Углём и атомом - страница 7

Шрифт
Интервал


«Ого! – подумал Гладков. – Раньше он таких тем избегал. Уж про «чернь» от него ни разу не доводилось слышать».

– Музей есть музей, ваше величество. Тогда, пытаясь вдохнуть эманации эпохи, прочувствовать, как жили, пусть и избранные люди, все одно натыкался на плесень веков. Сейчас же, – Гладков окинул взглядом помещение, провел рукой по спинке кресла, – все естественное, живое и как бы на своем месте. Вот там, в стеклянной витрине висели платья императрицы и чьи-то военные кители. Наследника или ваши. А рядом увеличенная фотография всей семьи Романовых: Николай Александрович, э-э-э… в смысле, вы. Ваше фото с супругой и детьми…

– Прекратите! – Скрытое раздражение самодержца, наконец, вышло наружу. – Вы обо мне говорите как о неживом. Понимаю, что я для вас лишь часть истории. Вот и наслаждайтесь тем, что общаетесь с этой самой историей.

Александр Алфеевич попытался смягчить тон:

– Все, что с нами происходит (и произойдет), уже прожито кем-то, описано в книгах и хрониках. А мы… мы, пусть даже зная об этом, все так же ломимся вперед, словно ступая по чужим следам, где легко, где упрямо, повторяя уже совершенные ошибки.

– Или делая новые, еще более фатальные, – невесело дополнил самодержец. И после паузы: – Вы не задумывались о том, что ваше появление в этом времени – всего «Ямала», со всеми технологиями, планами переустройства России, прогрессорством, – Николай выделил это слово, указав кивком на выложенную гладковскую папку с очередным отчетом, – приведет к еще худшим последствиям?

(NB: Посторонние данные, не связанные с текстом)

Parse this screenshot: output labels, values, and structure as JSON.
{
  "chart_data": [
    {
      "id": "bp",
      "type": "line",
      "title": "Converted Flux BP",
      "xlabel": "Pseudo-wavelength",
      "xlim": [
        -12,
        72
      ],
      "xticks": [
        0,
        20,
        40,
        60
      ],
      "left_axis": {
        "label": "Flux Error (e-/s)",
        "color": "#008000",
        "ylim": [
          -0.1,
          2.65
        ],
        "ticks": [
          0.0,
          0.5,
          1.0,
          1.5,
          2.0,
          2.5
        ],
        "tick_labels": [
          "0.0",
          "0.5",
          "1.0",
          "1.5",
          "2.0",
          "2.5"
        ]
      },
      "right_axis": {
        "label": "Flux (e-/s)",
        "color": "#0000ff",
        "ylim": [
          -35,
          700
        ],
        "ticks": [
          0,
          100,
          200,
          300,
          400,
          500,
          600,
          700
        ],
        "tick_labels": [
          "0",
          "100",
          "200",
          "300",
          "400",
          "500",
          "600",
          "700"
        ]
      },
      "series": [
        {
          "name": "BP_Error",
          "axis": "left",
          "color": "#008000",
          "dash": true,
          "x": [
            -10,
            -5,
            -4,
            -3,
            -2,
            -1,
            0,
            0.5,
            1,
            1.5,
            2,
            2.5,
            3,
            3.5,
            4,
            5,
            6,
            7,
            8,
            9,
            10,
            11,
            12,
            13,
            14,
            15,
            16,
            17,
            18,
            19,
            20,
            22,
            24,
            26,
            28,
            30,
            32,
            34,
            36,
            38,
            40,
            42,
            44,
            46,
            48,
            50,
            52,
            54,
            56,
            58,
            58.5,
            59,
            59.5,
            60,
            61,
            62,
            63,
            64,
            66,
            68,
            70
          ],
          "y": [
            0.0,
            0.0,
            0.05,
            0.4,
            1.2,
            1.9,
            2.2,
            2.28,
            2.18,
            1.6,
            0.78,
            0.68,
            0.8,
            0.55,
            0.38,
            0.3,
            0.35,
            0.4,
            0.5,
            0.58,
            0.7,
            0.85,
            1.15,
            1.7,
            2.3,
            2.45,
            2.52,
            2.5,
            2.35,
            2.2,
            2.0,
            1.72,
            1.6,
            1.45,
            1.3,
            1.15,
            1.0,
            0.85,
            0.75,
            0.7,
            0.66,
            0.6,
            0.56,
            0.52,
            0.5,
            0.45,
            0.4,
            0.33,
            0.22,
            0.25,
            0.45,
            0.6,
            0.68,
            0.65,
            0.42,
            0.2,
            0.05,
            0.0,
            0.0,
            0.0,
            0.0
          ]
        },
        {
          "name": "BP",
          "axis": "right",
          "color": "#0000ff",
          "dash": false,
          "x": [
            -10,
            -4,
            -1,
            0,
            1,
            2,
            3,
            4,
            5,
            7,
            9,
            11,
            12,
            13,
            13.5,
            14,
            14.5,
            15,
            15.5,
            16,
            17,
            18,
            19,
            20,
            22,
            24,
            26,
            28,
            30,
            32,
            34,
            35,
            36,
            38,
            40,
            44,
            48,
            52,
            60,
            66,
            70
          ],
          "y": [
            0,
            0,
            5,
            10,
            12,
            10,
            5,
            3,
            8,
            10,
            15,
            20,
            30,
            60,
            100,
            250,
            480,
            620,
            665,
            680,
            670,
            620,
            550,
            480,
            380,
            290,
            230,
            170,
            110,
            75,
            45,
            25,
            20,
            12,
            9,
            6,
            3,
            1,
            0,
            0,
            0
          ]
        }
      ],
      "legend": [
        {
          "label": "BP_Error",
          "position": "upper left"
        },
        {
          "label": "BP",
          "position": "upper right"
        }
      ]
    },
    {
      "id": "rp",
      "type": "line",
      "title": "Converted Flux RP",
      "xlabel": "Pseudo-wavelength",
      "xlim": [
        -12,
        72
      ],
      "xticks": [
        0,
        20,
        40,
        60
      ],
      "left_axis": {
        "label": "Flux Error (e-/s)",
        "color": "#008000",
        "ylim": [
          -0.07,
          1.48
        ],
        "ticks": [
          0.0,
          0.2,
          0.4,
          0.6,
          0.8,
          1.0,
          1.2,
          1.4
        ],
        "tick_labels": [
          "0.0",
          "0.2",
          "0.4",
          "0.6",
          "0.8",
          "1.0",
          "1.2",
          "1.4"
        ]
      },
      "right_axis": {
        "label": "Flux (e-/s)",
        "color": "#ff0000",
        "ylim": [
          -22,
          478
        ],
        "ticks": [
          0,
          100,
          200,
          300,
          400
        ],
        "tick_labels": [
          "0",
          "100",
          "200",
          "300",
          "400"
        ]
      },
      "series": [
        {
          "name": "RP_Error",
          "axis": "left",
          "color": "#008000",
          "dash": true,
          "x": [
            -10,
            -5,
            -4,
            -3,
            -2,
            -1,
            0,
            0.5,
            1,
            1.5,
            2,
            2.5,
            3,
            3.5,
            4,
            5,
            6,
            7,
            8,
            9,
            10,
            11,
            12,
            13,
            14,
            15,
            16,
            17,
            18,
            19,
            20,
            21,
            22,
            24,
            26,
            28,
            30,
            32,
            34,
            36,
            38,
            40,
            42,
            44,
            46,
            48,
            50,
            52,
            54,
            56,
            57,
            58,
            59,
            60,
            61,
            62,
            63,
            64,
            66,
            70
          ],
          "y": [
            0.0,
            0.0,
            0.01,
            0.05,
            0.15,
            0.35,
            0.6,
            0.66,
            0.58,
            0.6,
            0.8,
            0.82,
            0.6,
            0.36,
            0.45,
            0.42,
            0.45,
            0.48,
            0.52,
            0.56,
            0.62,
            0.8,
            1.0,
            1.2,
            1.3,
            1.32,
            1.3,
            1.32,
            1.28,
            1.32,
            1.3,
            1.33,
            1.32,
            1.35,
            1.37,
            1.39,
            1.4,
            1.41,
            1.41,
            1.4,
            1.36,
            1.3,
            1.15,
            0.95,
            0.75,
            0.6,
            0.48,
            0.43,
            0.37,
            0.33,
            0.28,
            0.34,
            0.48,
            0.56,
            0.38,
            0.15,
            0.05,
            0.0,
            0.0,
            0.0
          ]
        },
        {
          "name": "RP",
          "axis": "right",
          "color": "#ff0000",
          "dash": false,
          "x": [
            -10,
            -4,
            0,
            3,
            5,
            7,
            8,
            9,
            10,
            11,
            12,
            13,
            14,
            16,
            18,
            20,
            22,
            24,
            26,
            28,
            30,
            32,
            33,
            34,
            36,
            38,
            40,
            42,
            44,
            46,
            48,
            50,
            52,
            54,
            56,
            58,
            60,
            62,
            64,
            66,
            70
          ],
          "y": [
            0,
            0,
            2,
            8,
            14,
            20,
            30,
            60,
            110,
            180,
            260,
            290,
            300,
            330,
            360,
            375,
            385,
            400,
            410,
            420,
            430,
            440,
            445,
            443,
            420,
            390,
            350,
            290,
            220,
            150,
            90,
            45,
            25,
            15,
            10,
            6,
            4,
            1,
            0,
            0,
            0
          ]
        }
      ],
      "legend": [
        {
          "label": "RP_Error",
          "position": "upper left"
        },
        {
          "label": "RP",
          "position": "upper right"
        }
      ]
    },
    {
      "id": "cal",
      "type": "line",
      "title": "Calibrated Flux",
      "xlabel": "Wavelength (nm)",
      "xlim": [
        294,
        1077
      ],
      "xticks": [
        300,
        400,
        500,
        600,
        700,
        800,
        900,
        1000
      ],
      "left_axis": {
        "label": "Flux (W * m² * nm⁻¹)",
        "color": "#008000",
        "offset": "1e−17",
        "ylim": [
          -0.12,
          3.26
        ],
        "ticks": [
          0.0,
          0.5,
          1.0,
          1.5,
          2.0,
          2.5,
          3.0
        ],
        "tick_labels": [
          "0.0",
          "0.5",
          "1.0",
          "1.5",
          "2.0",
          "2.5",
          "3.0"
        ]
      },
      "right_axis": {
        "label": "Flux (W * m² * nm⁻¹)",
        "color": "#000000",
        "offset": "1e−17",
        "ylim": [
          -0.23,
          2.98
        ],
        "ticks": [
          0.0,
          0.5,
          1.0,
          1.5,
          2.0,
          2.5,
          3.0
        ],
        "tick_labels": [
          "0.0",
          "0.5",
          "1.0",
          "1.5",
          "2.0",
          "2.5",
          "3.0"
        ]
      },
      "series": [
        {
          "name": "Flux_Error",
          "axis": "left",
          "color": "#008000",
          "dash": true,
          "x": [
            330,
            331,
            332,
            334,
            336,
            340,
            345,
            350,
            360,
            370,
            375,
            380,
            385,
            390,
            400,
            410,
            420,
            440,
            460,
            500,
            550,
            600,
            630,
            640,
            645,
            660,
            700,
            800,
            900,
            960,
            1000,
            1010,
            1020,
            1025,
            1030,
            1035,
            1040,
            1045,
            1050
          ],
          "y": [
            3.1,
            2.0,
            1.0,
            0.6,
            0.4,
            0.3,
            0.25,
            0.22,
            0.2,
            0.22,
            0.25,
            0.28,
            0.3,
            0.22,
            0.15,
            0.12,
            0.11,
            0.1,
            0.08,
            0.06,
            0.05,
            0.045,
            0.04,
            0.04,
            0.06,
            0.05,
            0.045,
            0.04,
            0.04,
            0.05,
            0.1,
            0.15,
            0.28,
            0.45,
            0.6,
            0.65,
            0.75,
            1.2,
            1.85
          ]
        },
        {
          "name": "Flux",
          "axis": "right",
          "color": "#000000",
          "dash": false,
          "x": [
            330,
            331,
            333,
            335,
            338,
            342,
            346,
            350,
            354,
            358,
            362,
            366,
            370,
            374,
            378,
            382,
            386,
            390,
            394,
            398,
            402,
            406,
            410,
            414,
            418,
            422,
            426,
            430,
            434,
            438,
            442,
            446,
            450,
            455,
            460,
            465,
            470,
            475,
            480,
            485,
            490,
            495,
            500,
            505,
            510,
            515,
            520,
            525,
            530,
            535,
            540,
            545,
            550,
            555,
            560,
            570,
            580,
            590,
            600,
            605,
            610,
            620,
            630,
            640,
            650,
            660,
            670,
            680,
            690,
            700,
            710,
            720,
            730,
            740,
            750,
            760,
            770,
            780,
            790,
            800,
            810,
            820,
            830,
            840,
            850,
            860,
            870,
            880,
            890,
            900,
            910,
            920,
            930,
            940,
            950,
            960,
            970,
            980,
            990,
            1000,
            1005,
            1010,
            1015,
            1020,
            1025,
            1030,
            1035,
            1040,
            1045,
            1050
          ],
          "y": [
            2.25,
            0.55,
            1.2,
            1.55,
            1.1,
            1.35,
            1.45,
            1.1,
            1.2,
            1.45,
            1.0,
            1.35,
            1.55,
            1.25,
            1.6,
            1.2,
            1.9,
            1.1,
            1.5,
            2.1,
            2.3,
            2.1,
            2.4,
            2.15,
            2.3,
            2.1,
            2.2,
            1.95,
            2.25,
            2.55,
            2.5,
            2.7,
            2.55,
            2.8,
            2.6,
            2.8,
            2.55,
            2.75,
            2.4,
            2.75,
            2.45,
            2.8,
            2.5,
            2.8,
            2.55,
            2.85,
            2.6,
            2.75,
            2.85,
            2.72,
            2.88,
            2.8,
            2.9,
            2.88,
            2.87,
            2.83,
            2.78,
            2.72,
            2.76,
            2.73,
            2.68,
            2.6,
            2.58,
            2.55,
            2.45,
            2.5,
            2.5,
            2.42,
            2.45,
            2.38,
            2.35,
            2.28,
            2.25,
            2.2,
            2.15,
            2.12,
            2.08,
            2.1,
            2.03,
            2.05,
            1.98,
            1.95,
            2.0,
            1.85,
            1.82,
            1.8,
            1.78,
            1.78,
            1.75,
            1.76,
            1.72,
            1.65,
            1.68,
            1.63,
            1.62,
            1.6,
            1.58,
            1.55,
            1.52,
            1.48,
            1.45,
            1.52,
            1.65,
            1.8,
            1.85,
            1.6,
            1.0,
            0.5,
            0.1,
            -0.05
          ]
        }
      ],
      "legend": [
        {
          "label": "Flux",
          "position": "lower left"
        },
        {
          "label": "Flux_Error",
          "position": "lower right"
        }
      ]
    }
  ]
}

– Я и предлагал проводить коррекцию осторожно, с компенсациями, чтобы не раздражать Его, – и Гладков вскинул глаза, указывая вверх, явно намекая на Бога.

Император с прищуром уставился, буквально впился взглядом в собеседника.

Гладков, немного напрягшись, понял, что этот глубоко верующий человек придирчиво пытается разглядеть хотя бы намек на кощунство… а потому согнал с лица все эмоции – полная серьезность.

Сверление глазами продолжалось недолго. Наконец Романов выдохся, словно сдулся – взгляд поник, плечи опустились:

– Судьбу не изменить, – венценосная рука, маскируя минутную слабость, вяло отыскала наполненную рюмку.

Александр Алфеевич незамедлительно поддержал монарха, опрокинув в рот свою порцию алкоголя, а перед глазами встал юродивый:

«Твою мать! И чего ж так люди ведутся на всех этих шарлатанов-кашпировских? Что этот очередной “козельский дурачок” напророчил, что царь буквально в лужу уселся – не пошевелить?»